Mark Ruby, husband of Running Brook media specialist Diane Ruby, designed seven games with names such as "Sock It to the Seventies," in which pupils were invited to throw balled-up socks at 1970s icons - including former President Richard M. Nixon and a smiley face.

Members of the school's Latino population, coordinated by Marta Goodman, ESOL (English for Speakers of Other Languages) family liaison, contributed tamales, empanadillas and fruit kabobs for the PTA to sell.

"We certainly appreciated the generosity of our families who contributed a taste of Latin America to our school fair," said Principal Marion Miller.

The fair also included a silent auction, a Moon Bounce, face-painting and crafts.

"I was pleased with the high turnout and thrilled to see the RBES families come together to volunteer and participate in this celebration of our 30th birthday," Lyman said.

Spirit of Columbia

Three west Columbia students are among the six recipients of this year's Spirit of Columbia Scholarship award sponsored by the Columbia Association.

Applicants were required to be graduating seniors who demonstrated exceptional efforts in community service endeavors to benefit Columbia residents.
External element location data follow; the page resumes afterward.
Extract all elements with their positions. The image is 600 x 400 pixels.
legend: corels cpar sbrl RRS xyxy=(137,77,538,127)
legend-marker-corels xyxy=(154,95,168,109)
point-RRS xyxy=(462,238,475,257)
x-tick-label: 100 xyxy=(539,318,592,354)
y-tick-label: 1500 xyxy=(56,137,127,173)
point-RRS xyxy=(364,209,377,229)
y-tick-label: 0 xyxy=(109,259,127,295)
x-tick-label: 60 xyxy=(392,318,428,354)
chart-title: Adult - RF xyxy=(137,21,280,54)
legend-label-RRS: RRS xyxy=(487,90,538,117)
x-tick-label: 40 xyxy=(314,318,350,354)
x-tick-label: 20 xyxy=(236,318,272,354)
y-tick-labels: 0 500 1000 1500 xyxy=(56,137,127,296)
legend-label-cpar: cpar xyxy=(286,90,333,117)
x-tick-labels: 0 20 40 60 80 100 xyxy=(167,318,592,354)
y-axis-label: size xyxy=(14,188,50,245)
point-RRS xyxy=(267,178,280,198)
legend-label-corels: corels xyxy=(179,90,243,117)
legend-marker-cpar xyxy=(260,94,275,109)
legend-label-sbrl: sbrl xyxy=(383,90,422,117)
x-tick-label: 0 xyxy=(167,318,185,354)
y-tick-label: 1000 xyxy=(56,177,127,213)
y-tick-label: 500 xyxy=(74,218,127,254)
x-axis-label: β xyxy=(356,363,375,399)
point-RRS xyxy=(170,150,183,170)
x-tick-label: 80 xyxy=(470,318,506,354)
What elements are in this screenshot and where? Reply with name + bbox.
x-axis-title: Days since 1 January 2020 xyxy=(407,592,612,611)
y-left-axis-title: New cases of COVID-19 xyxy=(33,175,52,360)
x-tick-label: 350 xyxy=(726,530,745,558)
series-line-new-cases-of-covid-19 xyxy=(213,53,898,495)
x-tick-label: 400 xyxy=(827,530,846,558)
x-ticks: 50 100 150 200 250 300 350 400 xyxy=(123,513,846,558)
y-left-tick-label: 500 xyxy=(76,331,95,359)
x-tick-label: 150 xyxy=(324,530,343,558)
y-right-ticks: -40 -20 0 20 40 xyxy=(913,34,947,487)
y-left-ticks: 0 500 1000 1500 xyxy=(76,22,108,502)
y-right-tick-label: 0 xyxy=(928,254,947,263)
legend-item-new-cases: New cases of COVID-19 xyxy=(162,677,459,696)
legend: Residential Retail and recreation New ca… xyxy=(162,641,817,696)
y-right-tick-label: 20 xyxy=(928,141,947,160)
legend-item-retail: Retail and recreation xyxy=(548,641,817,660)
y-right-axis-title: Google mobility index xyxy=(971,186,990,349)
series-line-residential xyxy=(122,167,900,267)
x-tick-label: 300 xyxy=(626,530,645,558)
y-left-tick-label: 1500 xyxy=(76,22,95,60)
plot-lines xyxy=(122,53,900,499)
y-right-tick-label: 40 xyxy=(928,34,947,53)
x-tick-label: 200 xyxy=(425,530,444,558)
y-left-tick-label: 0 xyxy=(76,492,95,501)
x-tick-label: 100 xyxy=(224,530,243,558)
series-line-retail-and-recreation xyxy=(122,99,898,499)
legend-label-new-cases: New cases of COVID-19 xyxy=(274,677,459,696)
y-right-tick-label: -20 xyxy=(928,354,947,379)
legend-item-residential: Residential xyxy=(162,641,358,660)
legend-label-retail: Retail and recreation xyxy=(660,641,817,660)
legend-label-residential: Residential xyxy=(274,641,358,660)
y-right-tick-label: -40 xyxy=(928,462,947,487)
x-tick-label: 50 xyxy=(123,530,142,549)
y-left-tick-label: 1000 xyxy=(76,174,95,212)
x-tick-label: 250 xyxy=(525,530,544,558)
Each of the winners will receive a $2,500 scholarship to be used toward college tuition.

Andrew Clegg is a member of the Wilde Lake High School National Honor Society. Andrew has volunteered for the Dazzle Dash during the Symphony of Lights fund-raiser for Howard County General Hospital and the Adopt-a-Road project, and he has participated in fund raising for the Animal Welfare Society and the Howard County Bird Club.

Kavita Krishnaswamy is vice president of the Wilde Lake High School National Honor Society and organized a used-book sale to benefit the Muscular Dystrophy Association.

Frances Liu is the community service chairwoman for the National Honor Society at Wilde Lake High School. She has volunteered at Florence Bain Senior Center and has helped tutor children.